A Tigre, multinacional brasileira líder na fabricação de tubos e conexões em PVC no Brasil e na América do Sul, acaba de divulgar as demonstrações financeiras de 2010. O Grupo Tigre apresentou uma receita bruta de R$ 2,6 bilhões e uma receita líquida de R$ 2,1 bilhões, valor 18% superior a 2009. O EBTIDA teve um crescimento 23,3% e o lucro líquido consolidado atingiu R$ 165 milhões. A Tigre também aderiu ao padrão internacional de contabilidade - IFRS, International Financial Reporting Standards - conjunto de normas e pronunciamentos de contabilidade internacionais publicados e revisados pelo International Accounting Standards Board (IASB).
Em 2010 a empresa investiu na aquisição e ampliação das unidades fabris, aumentando em 25% sua capacidade produtiva (atualmente o Grupo tem uma capacidade de produzir mais de 350 mil toneladas/ano) para atender a forte demanda do mercado de materiais de construção. O número de contratações no período foi superior a 700 pessoas, atingindo um quadro total de 6.763 postos de trabalho. "O ano de 2010 confirmou a tendência positiva de crescimento prevista em nosso planejamento. Foi o melhor ano da história da Tigre: apostamos na inovação, lançando mais de 300 produtos neste período, o que reforça ainda mais nossa liderança no mercado", avalia Evaldo Dreher, presidente da Tigre.

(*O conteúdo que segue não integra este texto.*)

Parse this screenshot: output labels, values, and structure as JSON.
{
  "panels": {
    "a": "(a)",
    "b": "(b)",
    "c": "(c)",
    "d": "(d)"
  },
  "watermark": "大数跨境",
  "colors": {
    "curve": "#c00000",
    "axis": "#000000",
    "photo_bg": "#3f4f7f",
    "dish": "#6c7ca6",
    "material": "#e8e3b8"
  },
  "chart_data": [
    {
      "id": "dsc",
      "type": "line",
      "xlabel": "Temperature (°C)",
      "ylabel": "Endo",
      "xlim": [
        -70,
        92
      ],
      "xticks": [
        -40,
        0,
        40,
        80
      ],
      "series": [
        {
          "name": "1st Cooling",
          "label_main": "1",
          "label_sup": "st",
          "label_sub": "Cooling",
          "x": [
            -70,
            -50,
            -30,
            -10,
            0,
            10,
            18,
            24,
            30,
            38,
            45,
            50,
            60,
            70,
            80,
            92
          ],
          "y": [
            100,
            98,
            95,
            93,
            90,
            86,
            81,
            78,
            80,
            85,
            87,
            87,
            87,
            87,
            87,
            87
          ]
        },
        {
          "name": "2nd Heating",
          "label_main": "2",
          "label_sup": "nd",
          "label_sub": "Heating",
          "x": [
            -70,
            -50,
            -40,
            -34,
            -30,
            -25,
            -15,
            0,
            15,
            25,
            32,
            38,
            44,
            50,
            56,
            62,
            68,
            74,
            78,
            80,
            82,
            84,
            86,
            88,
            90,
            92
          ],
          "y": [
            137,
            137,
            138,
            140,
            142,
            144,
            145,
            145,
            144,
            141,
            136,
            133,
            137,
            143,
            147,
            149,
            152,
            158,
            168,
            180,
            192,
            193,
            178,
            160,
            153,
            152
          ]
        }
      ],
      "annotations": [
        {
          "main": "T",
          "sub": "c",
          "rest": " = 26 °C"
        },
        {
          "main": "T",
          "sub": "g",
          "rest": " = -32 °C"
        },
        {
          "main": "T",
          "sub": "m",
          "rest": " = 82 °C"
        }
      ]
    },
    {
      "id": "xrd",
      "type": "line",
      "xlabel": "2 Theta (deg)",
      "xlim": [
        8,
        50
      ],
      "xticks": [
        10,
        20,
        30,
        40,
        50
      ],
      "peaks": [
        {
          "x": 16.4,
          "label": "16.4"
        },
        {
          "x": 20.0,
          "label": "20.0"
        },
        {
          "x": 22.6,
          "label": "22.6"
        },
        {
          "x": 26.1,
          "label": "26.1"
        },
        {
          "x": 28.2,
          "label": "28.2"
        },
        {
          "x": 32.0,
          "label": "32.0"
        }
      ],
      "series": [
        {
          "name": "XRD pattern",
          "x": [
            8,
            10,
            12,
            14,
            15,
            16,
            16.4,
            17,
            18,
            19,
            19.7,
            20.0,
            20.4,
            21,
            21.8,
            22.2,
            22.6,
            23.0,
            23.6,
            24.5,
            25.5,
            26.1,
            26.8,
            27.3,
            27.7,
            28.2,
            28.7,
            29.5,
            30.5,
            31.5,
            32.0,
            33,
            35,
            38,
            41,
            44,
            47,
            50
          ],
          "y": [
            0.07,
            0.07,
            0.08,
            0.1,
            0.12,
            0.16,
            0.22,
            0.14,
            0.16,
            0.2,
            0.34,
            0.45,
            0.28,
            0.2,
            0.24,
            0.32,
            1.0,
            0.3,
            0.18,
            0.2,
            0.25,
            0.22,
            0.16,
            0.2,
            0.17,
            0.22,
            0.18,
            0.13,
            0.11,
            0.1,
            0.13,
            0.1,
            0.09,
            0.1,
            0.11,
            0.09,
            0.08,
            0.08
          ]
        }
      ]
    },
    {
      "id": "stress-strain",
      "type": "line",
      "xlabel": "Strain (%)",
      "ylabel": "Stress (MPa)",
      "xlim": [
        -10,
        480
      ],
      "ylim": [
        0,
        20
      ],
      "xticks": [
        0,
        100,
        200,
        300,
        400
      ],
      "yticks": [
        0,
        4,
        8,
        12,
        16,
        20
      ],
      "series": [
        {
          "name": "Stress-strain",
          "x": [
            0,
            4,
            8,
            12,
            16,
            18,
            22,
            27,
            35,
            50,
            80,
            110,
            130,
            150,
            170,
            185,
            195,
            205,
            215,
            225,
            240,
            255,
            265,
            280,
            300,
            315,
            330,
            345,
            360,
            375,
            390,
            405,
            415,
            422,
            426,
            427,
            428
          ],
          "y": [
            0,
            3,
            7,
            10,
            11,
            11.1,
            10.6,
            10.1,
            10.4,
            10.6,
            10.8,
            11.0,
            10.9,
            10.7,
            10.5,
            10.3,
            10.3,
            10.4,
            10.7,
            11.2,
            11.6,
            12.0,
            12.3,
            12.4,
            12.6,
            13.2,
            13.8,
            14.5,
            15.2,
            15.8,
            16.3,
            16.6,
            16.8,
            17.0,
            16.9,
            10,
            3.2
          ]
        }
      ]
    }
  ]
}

No Brasil, houve crescimento em todos os segmentos, com destaque para os setores de infraestrutura, construtoras e varejo, este último impulsionado principalmente pelo aumento de linhas de financiamento e ampliação de renda nas classes C e D. As unidades fora do Brasil também registraram bom desempenho. A Tigre avançou no mercado internacional com a aquisição dos ativos da Israriego, no Equador. A Tigre-ADS (joint venture voltada para a fabricação e comercialização de tubos corrugados de polietileno de alta densidade) apresentou desempenho acima do esperado, e atualmente possui operações no Brasil, Chile, Argentina e Colômbia.
Perspectivas 2011
Em 2011, a empresa prevê investir R$ 250 milhões em inovação, aumento de capacidade produtiva (inclusive com inauguração de novas unidades fabris no Brasil e no exterior) e ações de marketing e relacionamento. A previsão para o ano de 2011 é de 10% de crescimento em relação a 2010, com a contratação de 300 novos profissionais. "Estamos confiantes de que os projetos previstos para eventos como a Copa do Mundo e Olimpíadas impulsionarão ainda mais nosso crescimento no País, e no exterior nossa presença é cada vez mais consolidada. Vislumbramos um cenário positivo para novos investimentos nos próximos anos", finaliza Dreher.